Le nombre de bises, clé du nouveau découpage territorial français ?

CartebiseAprès la fameuse carte de la Chocolatine et du Pain au chocolat, je ne suis pas sûr de conforter le caractère profond et sérieux de la cartographie contributive en me faisant l’écho du projet de la Carte de la bise en France.

Cette question occupe pourtant une place importante dans nos conversations quotidiennes : « Et chez vous, c’est combien ? – A Montpellier c’est trois ! ». On distingue immédiatement  l’utilité d’un projet susceptible de nous tirer d’affaire dans des situations embarrassantes.
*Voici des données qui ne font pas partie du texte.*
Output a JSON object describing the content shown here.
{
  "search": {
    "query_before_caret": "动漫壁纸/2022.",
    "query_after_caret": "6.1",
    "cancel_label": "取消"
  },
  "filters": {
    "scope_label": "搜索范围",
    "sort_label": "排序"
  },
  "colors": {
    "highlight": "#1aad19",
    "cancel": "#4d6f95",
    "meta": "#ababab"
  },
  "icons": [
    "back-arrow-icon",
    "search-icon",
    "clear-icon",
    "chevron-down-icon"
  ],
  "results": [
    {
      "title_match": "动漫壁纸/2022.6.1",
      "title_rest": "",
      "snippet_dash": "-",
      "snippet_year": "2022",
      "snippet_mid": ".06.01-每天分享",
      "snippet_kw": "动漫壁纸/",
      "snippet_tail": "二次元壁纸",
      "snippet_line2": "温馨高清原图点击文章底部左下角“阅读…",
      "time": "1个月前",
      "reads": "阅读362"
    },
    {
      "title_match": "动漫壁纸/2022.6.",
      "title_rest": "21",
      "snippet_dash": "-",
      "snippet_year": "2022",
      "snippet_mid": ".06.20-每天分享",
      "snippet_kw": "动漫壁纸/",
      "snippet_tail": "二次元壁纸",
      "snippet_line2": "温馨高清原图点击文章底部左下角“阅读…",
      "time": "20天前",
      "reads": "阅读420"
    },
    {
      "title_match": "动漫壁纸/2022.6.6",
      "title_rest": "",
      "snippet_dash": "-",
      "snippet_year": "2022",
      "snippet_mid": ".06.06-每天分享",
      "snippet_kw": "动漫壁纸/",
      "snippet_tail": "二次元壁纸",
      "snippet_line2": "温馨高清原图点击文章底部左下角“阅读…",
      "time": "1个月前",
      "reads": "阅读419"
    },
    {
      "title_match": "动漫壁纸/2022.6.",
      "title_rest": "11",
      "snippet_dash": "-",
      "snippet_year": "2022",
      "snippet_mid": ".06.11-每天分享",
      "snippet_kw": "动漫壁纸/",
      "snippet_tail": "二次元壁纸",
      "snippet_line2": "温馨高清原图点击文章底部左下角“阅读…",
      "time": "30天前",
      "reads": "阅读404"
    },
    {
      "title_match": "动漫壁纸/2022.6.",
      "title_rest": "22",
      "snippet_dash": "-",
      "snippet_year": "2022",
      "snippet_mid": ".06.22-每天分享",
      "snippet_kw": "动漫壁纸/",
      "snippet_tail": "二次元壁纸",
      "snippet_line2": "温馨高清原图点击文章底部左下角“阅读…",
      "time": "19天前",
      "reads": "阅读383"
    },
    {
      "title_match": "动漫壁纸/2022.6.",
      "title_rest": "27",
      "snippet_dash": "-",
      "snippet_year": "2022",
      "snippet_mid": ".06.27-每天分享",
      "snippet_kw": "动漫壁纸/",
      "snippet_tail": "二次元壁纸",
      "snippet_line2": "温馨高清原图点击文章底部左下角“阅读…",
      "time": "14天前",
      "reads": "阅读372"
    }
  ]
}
Il suffira d’avoir mémorisé la carte et de connaître le département d’origine de la personne que l’on embrasse pour ne plus commettre d’impair. Question mal documentée scientifiquement que le site malheureusement ignore: embrasse-t-on en fonction de son département d’origine ou de son département de résidence ? La science sociale citoyenne doit se consacrer de toute urgence à ce problème.

On apprendra bientôt (la carte n’est pas malheureusement pas encore disponible) à distinguer les lieux où l’on embrasse d’abord la joue gauche de ceux où la joue droite a la primeur, connaissance elle-aussi très commode au quotidien, on l’admettra sans peine.

Intermède culturel : saviez-vous que cette idée de cartographie de la bise a déjà donné lieu à un film de fiction, Chez nous c’est trois de Claude Duty ? Cela n’a pas échappé aux spécialistes de (e)space&fiction.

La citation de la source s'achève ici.